De l’électronique sur mesure

Une particularité des oxydes métalliques réside dans le fait que leur comportement électronique dépend fortement des détails de leur structure, ce qui signifie qu’on peut obtenir, grâce à de très petites modifications, des matériaux ayant des propriétés déterminées. Un groupe de recherche international, formé autour de Alexander Boris et Bernhard Keimer du Max-Planck-Institut für Festkörperforschung à Stuttgart, de Thomas Prokscha du Paul Scherrer Institut et de Christian Bernhard, Président du Département de physique de l’Université de Fribourg, ouvre une nouvelle voie pour tailler sur mesure les propriétés des oxydes métalliques.

Les scientifiques ont étudié l’oxyde de lanthane nickel (LaNiO3), qui, en plus des atomes de lanthane et d’oxygène électroniquement inactifs, contient aussi du nickel. Une des principales raisons pour laquelle le choix s’est porté sur ce composant est que les électrons du nickel ont un comportement très spécifique : ils génèrent un moment magnétique, c’est-à-dire qu’ils se comportent comme de minuscules aimants. En principe, il n’y a là rien de spécial à relever – ces tout petits aimants indiquent différentes directions et le matériau dans son ensemble n’est pas magnétique au sens général; il conduit en revanche fort bien l’électricité. Mais si on réduit le matériau à un échantillon très fin qui, au lieu d’un nombre incalculable de couches, n’en comporte que deux et qu’on le refroidit ensuite à –100°, celui-ci perd sa capacité conductrice. Les électrons se trouvent alors dans une situation embarrassante : ils se repoussent mutuellement, mais ne peuvent pas s’éviter, formant un atome qui tarit le courant électrique. Ainsi les chercheurs ont fait ressortir de manière exacte la façon dont les dimensions d’un matériau influencent son comportement physique.

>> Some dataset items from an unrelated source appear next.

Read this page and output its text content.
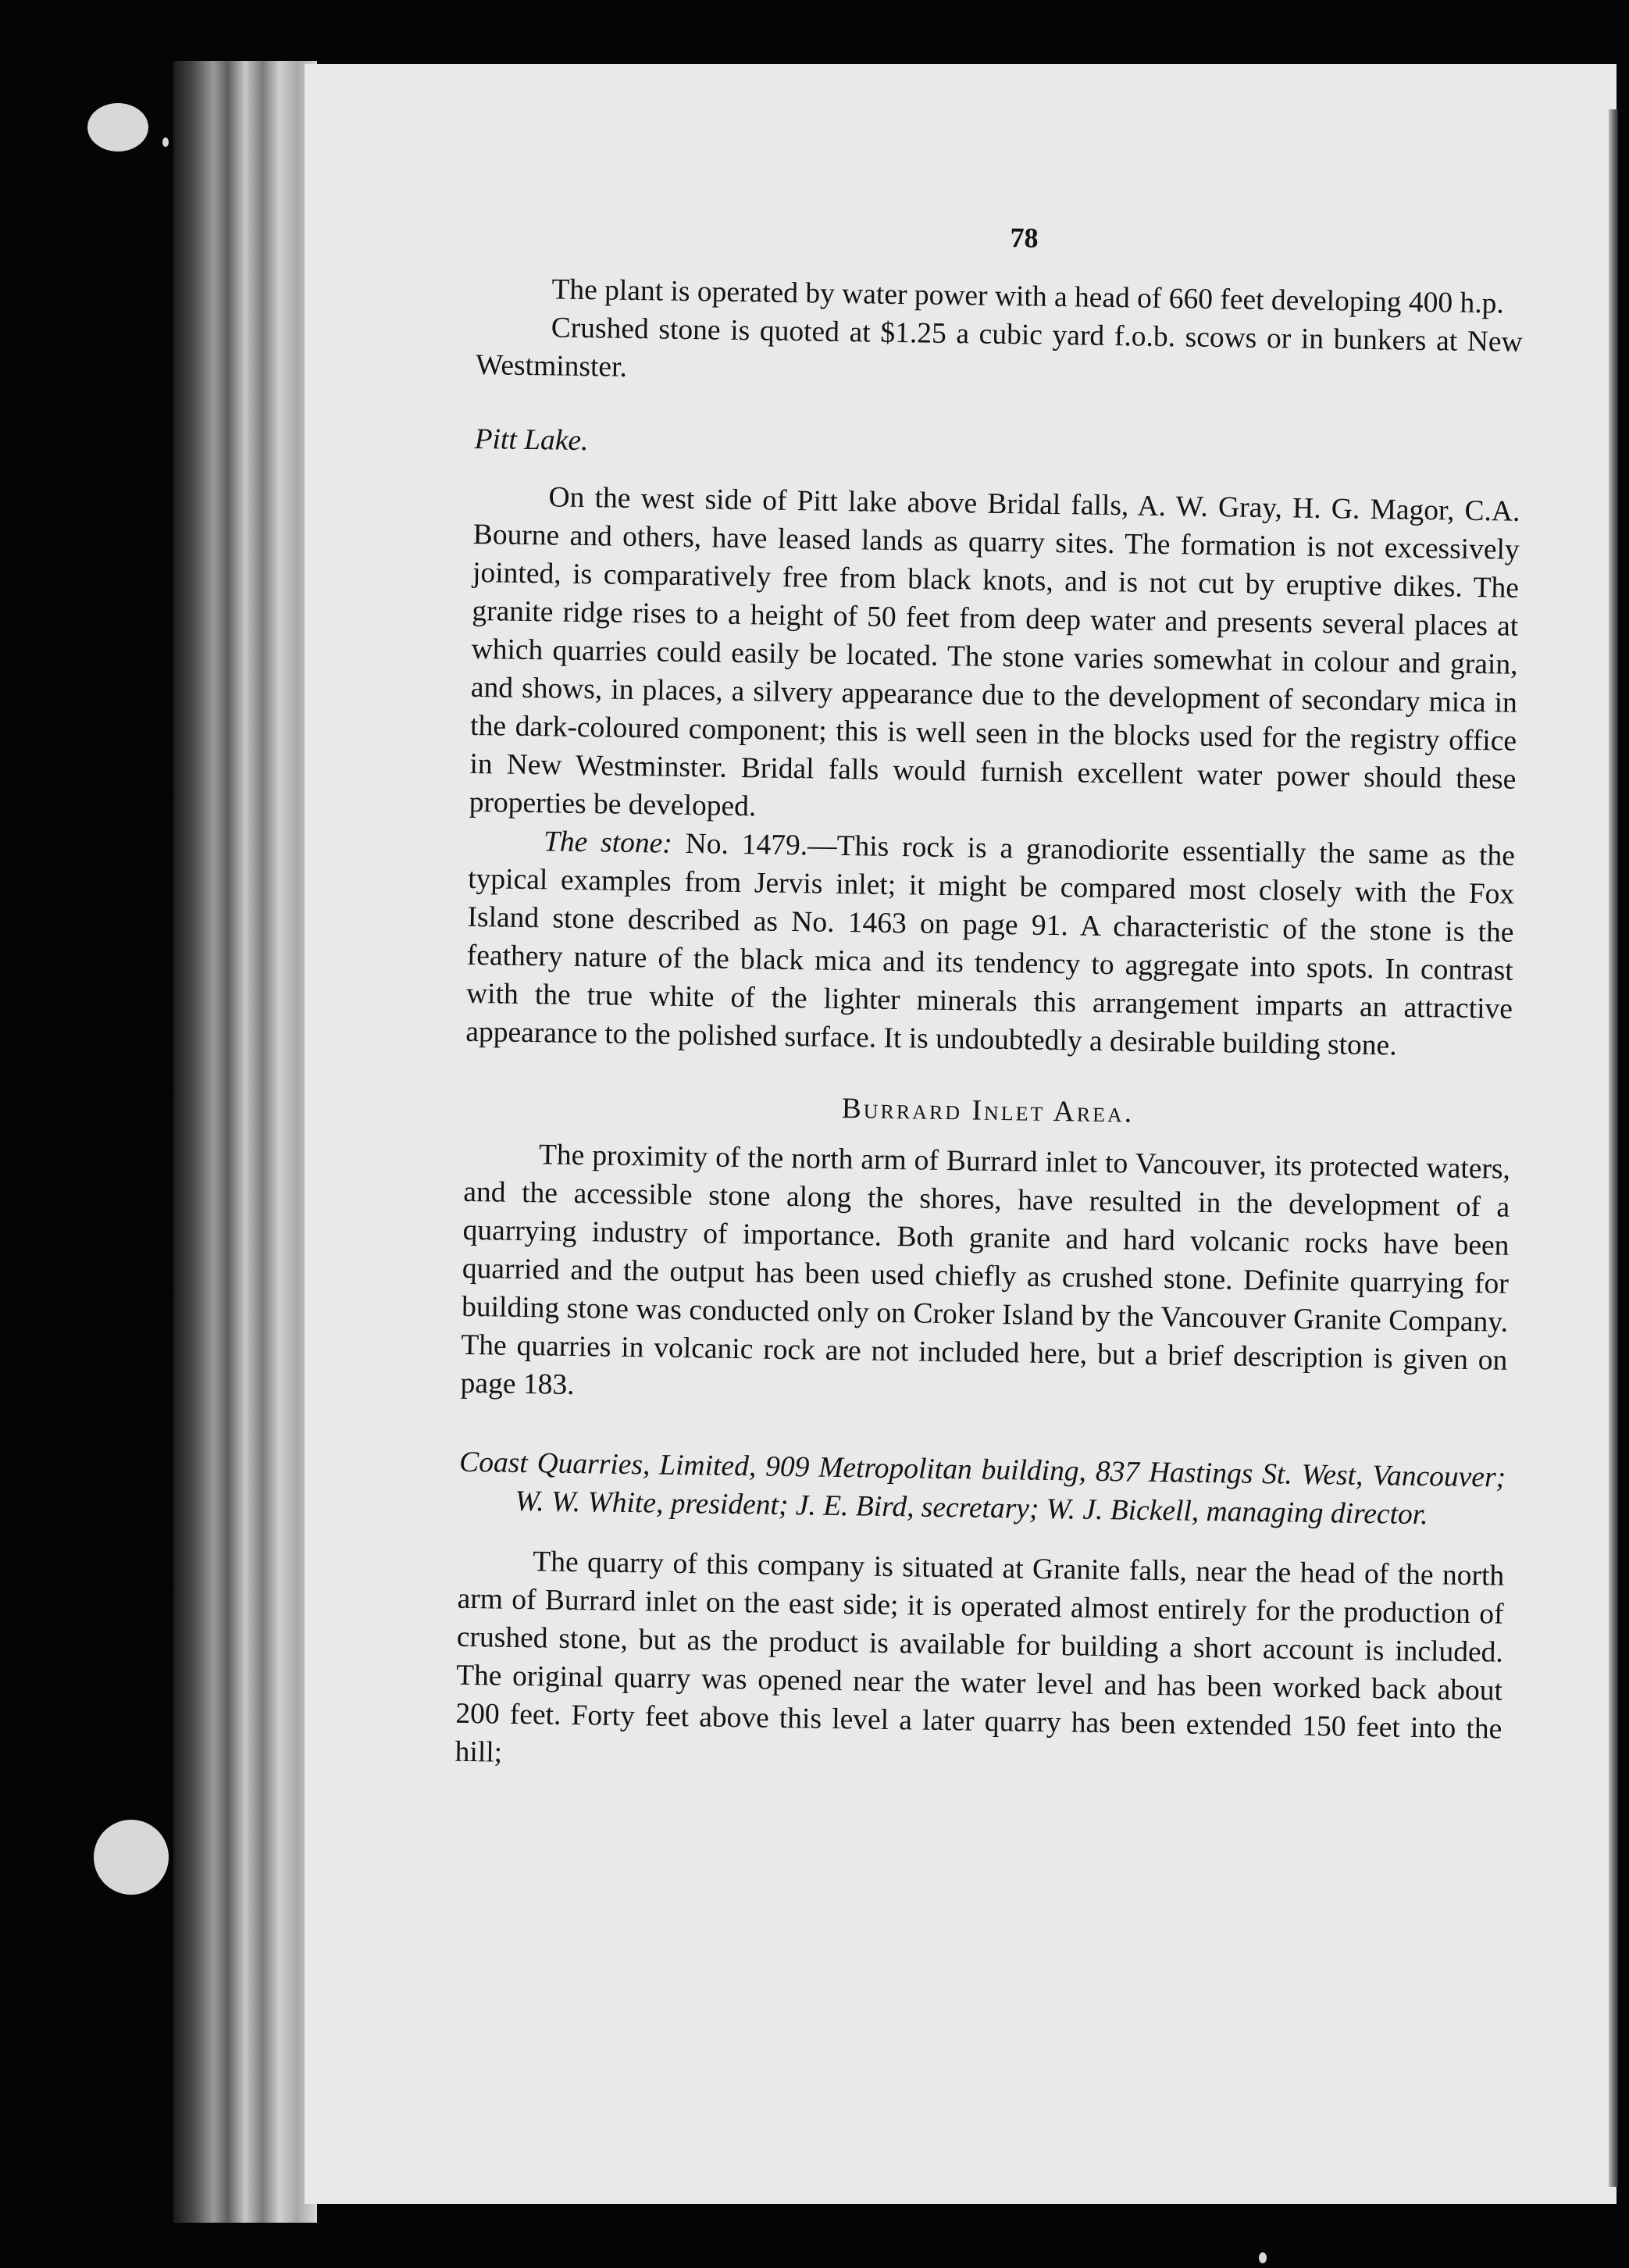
78

The plant is operated by water power with a head of 660 feet developing 400 h.p.

Crushed stone is quoted at $1.25 a cubic yard f.o.b. scows or in bunkers at New Westminster.

Pitt Lake.

On the west side of Pitt lake above Bridal falls, A. W. Gray, H. G. Magor, C.A. Bourne and others, have leased lands as quarry sites. The formation is not excessively jointed, is comparatively free from black knots, and is not cut by eruptive dikes. The granite ridge rises to a height of 50 feet from deep water and presents several places at which quarries could easily be located. The stone varies somewhat in colour and grain, and shows, in places, a silvery appearance due to the development of secondary mica in the dark-coloured component; this is well seen in the blocks used for the registry office in New Westminster. Bridal falls would furnish excellent water power should these properties be developed.

The stone: No. 1479.—This rock is a granodiorite essentially the same as the typical examples from Jervis inlet; it might be compared most closely with the Fox Island stone described as No. 1463 on page 91. A characteristic of the stone is the feathery nature of the black mica and its tendency to aggregate into spots. In contrast with the true white of the lighter minerals this arrangement imparts an attractive appearance to the polished surface. It is undoubtedly a desirable building stone.

Burrard Inlet Area.

The proximity of the north arm of Burrard inlet to Vancouver, its protected waters, and the accessible stone along the shores, have resulted in the development of a quarrying industry of importance. Both granite and hard volcanic rocks have been quarried and the output has been used chiefly as crushed stone. Definite quarrying for building stone was conducted only on Croker Island by the Vancouver Granite Company. The quarries in volcanic rock are not included here, but a brief description is given on page 183.

Coast Quarries, Limited, 909 Metropolitan building, 837 Hastings St. West, Vancouver; W. W. White, president; J. E. Bird, secretary; W. J. Bickell, managing director.

The quarry of this company is situated at Granite falls, near the head of the north arm of Burrard inlet on the east side; it is operated almost entirely for the production of crushed stone, but as the product is available for building a short account is included. The original quarry was opened near the water level and has been worked back about 200 feet. Forty feet above this level a later quarry has been extended 150 feet into the hill;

La modification de la capacité conductrice n’est pas le seul effet de cette cure d’amaigrissement sur les oxydes métalliques. Lorsque les physiciens refroidissent encore plus l’échantillon – jusqu’à à environ –220° – le matériau adopte un ordre magnétique. Les minis-aimants s’alignent de manière antiparrallèle, un peu comme des aimants qui s’alignent tour à tour avec le Pôle nord et avec le Pôle sud.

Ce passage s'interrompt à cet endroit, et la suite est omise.